To mniej więcej tyle, ile lotnisko Olsztyn-Mazury otwarte trzy lata temu obsłużyło w swoim rekordowym miesiącu. Teraz ma być lepiej, bo stary port w Sadkowie, wedle słów rzecznika PPL-u cytowanych przez portal tvn24.pl, traktowany był przez jego potencjalnych klientów jako produkt „lotniskopodobny”.
PPL twierdzi, że kluczem do sukcesu będzie teraz rozbudowany pas startowy.
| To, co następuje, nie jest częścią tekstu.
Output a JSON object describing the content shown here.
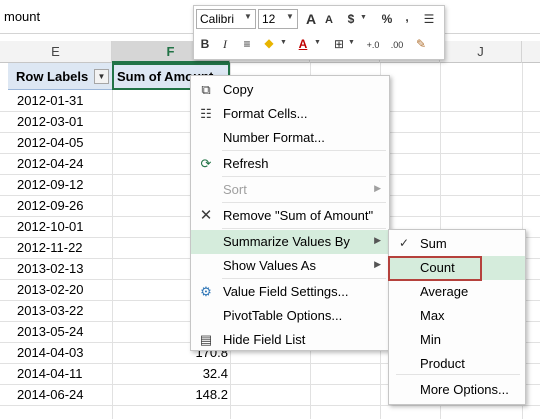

Teraz Radom będzie mógł przyjmować najpopularniejsze samoloty pasażerskie świata, czyli boeing 737 i airbus A320. To rzeczywiście otworzy szanse na loty czarterowe, bo turystów z Radomia i okolic powinno być tyle, że touroperatorom może się opłacić otworzyć połączenia na najpopularniejszych kierunkach.
PPL już prowadzi rozmowy z Itaką.
Kto będzie latać?Kłopot w tym, że Radom, jeżeli rzeczywiście myśli o jakimkolwiek zbliżeniu się do granicy swojej przepustowości – teraz planowanej na 3 mln paxów, ale możliwej do zwiększenia aż do 10 mln! – musi mieć bogatą siatkę połączeń regularnych.
Jak wynika z konsultacji przeprowadzonych przez Ministerstwo Infrastruktury, nie ma na razie wśród linii tzw. tradycyjnych zainteresowanych korzystaniem z Sadkowa.
Kurtuazyjne deklaracje PLL LOT też trzeba brać z dużą dozą ostrożności, bo trudno oczekiwać, żeby przewoźnik ze swoim głównym węzłem przesiadkowym w Warszawie chciał latać z pobliskiego Radomia. Zostają więc tylko przewoźnicy niskokosztowi. Władze już zapowiadają wręcz zmuszenie ich do korzystania z Sadkowa. Raczej na zapowiedziach się skończy, bo tak duzi gracze, jak Ryanair czy Wizz Air nie pozwolą sobie na otwieranie nierentownych połączeń, tylko po to, by zaspokoić
ambicie polityków partii rządzących Polską.